How to generate strings that share the same hashcode in Java?
I think find a equal-hash string from a long string is too hard, it's easy when find equal-hash string of an short string (2 or 3). Look at the equation below. (sorry I cant post image cause me new member)
Notice that, "FB" and "Ea" have the same hashcode, and any two strings like s1+"FB"+s2 and s1+"Ea"+s2 will have the same hashcode. So, the easy solution is finding any 2-char substring of existing string and replace with a 2-char substring with the same hashcode
Exmaple, we have the string "helloworld" get 2-char substring "he", hashcode("he") = 'h'*31 + 'e' = ('h'*31 + 31) + ('e' - 31) = ('h'+1)*31 + 'F' = 'i' + 'F' = hashcode("iF") so the desire string is "iFlloworld" we have increased 'h' by 1, we can increase by 2, or 3 etc (but will be wrong if it overflow the char value)

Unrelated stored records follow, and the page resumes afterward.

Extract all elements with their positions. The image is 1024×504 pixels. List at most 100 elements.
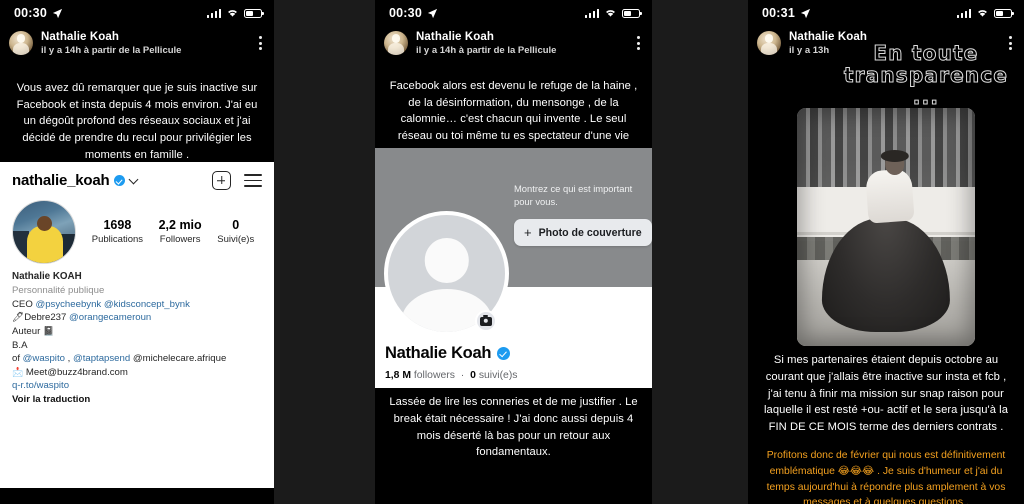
post-timestamp: il y a 14h à partir de la Pellicule <box>41 44 182 56</box>
verified-badge-icon <box>114 175 126 186</box>
facebook-profile-card: Montrez ce qui est important pour vous. … <box>375 148 652 388</box>
sticker-title-line-1: En toute <box>873 41 979 65</box>
bio-mention-waspito[interactable]: @waspito <box>23 353 65 364</box>
avatar <box>9 31 33 56</box>
bio-line-debre: 🖊Debre237 @orangecameroun <box>12 311 262 325</box>
story-panel-2: 00:30 Nathalie Koah il y a 14h à partir … <box>375 0 652 504</box>
bio-display-name: Nathalie KOAH <box>12 271 82 282</box>
story-sticker-title: En toute transparence ... <box>836 41 1016 109</box>
status-bar: 00:30 <box>375 0 652 26</box>
bio-line-ceo: CEO @psycheebynk @kidsconcept_bynk <box>12 298 262 312</box>
cover-prompt-text: Montrez ce qui est important pour vous. <box>514 183 633 208</box>
add-cover-photo-label: Photo de couverture <box>538 226 642 239</box>
avatar <box>757 31 781 56</box>
instagram-bio: Nathalie KOAH Personnalité publique CEO … <box>0 266 274 407</box>
status-bar-right <box>584 8 642 18</box>
wifi-icon <box>978 10 987 17</box>
story-body-text: Si mes partenaires étaient depuis octobr… <box>764 354 1008 434</box>
signal-bars-icon <box>956 8 971 18</box>
verified-badge-icon <box>497 347 511 360</box>
bio-mention-psycheebynk[interactable]: @psycheebynk <box>35 299 101 310</box>
status-bar-left: 00:30 <box>389 6 438 20</box>
post-header: Nathalie Koah il y a 14h à partir de la … <box>375 26 652 62</box>
status-bar: 00:30 <box>0 0 274 26</box>
location-arrow-icon <box>800 8 811 18</box>
stat-publications-label: Publications <box>91 233 144 245</box>
following-label: suivi(e)s <box>478 370 518 381</box>
bio-mention-taptapsend[interactable]: @taptapsend <box>73 353 130 364</box>
post-timestamp: il y a 14h à partir de la Pellicule <box>416 44 557 56</box>
bio-line-of: of @waspito , @taptapsend @michelecare.a… <box>12 352 262 366</box>
following-count: 0 <box>470 370 476 381</box>
status-time: 00:30 <box>14 6 47 20</box>
stats-separator: · <box>460 370 465 381</box>
facebook-profile-name: Nathalie Koah <box>385 344 492 362</box>
facebook-name-row: Nathalie Koah <box>385 344 511 363</box>
instagram-stats: 1698 Publications 2,2 mio Followers 0 Su… <box>80 218 262 246</box>
bio-line-ba: B.A <box>12 339 28 351</box>
stat-publications-value: 1698 <box>103 218 132 233</box>
instagram-header: nathalie_koah <box>0 162 274 194</box>
status-bar-right <box>206 8 264 18</box>
sticker-title-line-2: transparence ... <box>843 63 1009 109</box>
stat-following[interactable]: 0 Suivi(e)s <box>217 218 254 246</box>
bio-of-prefix: of <box>12 353 23 365</box>
location-arrow-icon <box>427 8 438 18</box>
bio-mention-orangecameroun[interactable]: @orangecameroun <box>69 312 151 323</box>
wifi-icon <box>606 10 615 17</box>
see-translation-button[interactable]: Voir la traduction <box>12 393 262 407</box>
stat-followers-label: Followers <box>159 233 201 245</box>
post-header-text: Nathalie Koah il y a 14h à partir de la … <box>416 31 556 56</box>
kebab-menu-icon[interactable] <box>257 32 264 54</box>
signal-bars-icon <box>206 8 221 18</box>
bio-ceo-prefix: CEO <box>12 298 36 310</box>
bio-mail-text: Meet@buzz4brand.com <box>23 366 128 378</box>
stat-following-value: 0 <box>232 218 240 233</box>
followers-count: 1,8 M <box>385 370 411 381</box>
instagram-stats-row: 1698 Publications 2,2 mio Followers 0 Su… <box>0 194 274 266</box>
plus-box-icon[interactable] <box>212 171 231 190</box>
plus-icon: + <box>524 225 532 240</box>
status-time: 00:31 <box>762 6 795 20</box>
wifi-icon <box>228 10 237 17</box>
battery-icon <box>244 8 264 18</box>
screenshot-stage: 00:30 Nathalie Koah il y a 14h à partir … <box>0 0 1024 504</box>
chevron-down-icon[interactable] <box>128 174 139 184</box>
hamburger-menu-icon[interactable] <box>244 173 262 188</box>
location-arrow-icon <box>52 8 63 18</box>
camera-icon[interactable] <box>475 310 497 332</box>
kebab-menu-icon[interactable] <box>635 32 642 54</box>
instagram-profile-picture[interactable] <box>12 200 76 264</box>
facebook-follower-stats: 1,8 M followers · 0 suivi(e)s <box>385 370 518 381</box>
bio-line-auteur: Auteur 📓 <box>12 325 262 339</box>
bio-auteur-text: Auteur <box>12 325 43 337</box>
instagram-username[interactable]: nathalie_koah <box>12 172 110 189</box>
bio-of-separator: , <box>64 353 73 365</box>
story-body-section: Si mes partenaires étaient depuis octobr… <box>748 352 1024 504</box>
battery-icon <box>622 8 642 18</box>
story-panel-1: 00:30 Nathalie Koah il y a 14h à partir … <box>0 0 274 504</box>
bio-debre-text: Debre237 <box>24 312 69 324</box>
post-header-text: Nathalie Koah il y a 14h à partir de la … <box>41 31 181 56</box>
bio-link[interactable]: q-r.to/waspito <box>12 379 262 393</box>
status-time: 00:30 <box>389 6 422 20</box>
add-cover-photo-button[interactable]: + Photo de couverture <box>514 219 652 246</box>
story-bottom-caption: Lassée de lire les conneries et de me ju… <box>389 396 638 459</box>
bio-category: Personnalité publique <box>12 284 105 296</box>
status-bar-left: 00:30 <box>14 6 63 20</box>
instagram-header-actions <box>212 171 262 190</box>
bio-mention-michelecare[interactable]: @michelecare.afrique <box>130 353 226 364</box>
story-photo <box>797 108 975 346</box>
bio-line-mail: 📩 Meet@buzz4brand.com <box>12 366 262 380</box>
stat-following-label: Suivi(e)s <box>217 233 255 245</box>
instagram-profile-card: nathalie_koah 1698 Publications 2,2 mio … <box>0 162 274 488</box>
stat-publications[interactable]: 1698 Publications <box>92 218 143 246</box>
envelope-icon: 📩 <box>12 367 24 378</box>
bio-mention-kidsconcept[interactable]: @kidsconcept_bynk <box>104 299 190 310</box>
status-bar-right <box>956 8 1014 18</box>
signal-bars-icon <box>584 8 599 18</box>
story-orange-text: Profitons donc de février qui nous est d… <box>766 449 1006 504</box>
stat-followers[interactable]: 2,2 mio Followers <box>159 218 202 246</box>
pen-icon: 🖊 <box>12 312 25 324</box>
status-bar-left: 00:31 <box>762 6 811 20</box>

The below code run well with small level, it will wrong if the level is big, make the char value overflow, I will fix it later if you want (this code change 2 first chars, but I will edit code to 2 last chars because 2 first chars are calc with largest value)
public static String samehash(String s, int level) {
if (s.length() < 2)
return s;
String sub2 = s.substring(0, 2);
char c0 = sub2.charAt(0);
char c1 = sub2.charAt(1);
c0 = (char) (c0 + level);
c1 = (char) (c1 - 31 * level);
String newsub2 = new String(new char[] { c0, c1 });
String re = newsub2 + s.substring(2);
return re;
}
see a test method, basically, so long as you match, a1*31+b1 = a2*31 +b2, which means (a1-a2)*31=b2-b1
public void testHash()
{
System.out.println("A:" + ((int)'A'));
System.out.println("B:" + ((int)'B'));
System.out.println("a:" + ((int)'a'));
System.out.println(hash("Aa".hashCode()));
System.out.println(hash("BB".hashCode()));
System.out.println(hash("Aa".hashCode()));
System.out.println(hash("BB".hashCode()));
System.out.println(hash("AaAa".hashCode()));
System.out.println(hash("BBBB".hashCode()));
System.out.println(hash("AaBB".hashCode()));
System.out.println(hash("BBAa".hashCode()));
}
you will get
A:65
B:66
a:97
2260
2260
2260
2260
2019172
2019172
2019172
2019172
edit: someone said this is not straightforward enough. I added below part
@Test
public void testN() throws Exception {
List<String> l = HashCUtil.generateN(3);
for(int i = 0; i < l.size(); ++i){
System.out.println(l.get(i) + "---" + l.get(i).hashCode());
}
}
AaAaAa---1952508096
AaAaBB---1952508096
AaBBAa---1952508096
AaBBBB---1952508096
BBAaAa---1952508096
BBAaBB---1952508096
BBBBAa---1952508096
BBBBBB---1952508096
below is the source code, it might be not efficient, but it work:
public class HashCUtil {
private static String[] base = new String[] {"Aa", "BB"};
public static List<String> generateN(int n)
{
if(n <= 0)
{
return null;
}
List<String> list = generateOne(null);
for(int i = 1; i < n; ++i)
{
list = generateOne(list);
}
return list;
}
public static List<String> generateOne(List<String> strList)
{
if((null == strList) || (0 == strList.size()))
{
strList = new ArrayList<String>();
for(int i = 0; i < base.length; ++i)
{
strList.add(base[i]);
}
return strList;
}
List<String> result = new ArrayList<String>();
for(int i = 0; i < base.length; ++i)
{
for(String str: strList)
{
result.add(base[i] + str);
}
}
return result;
}
}
look at String.hashCode()
public int hashCode() {
int h = hash;
if (h == 0) {
int off = offset;
char val[] = value;
int len = count;
for (int i = 0; i < len; i++) {
h = 31*h + val[off++];
}
hash = h;
}
return h;
}
I was wondering if there was a "universal" solution; e.g. some constant string XYZ
, such that
s.hashCode() == (s + XYZ).hashCode()
for any string s
. Finding such a string involves solving a fairly complicated equation ... which was beyond my rusty mathematical ability. But then it dawned on me that h == 31*h + ch
is always true
when h
and ch
are both zero!
Based on that insight, the following method should create a different String with the same hashcode as its argument:
public String collider(String s) {
return "\0" + s;
}
If NUL characters are problematic for you, prepending any string whose hashcode is zero would work too ... albeit that the colliding strings would be longer than if you used zero.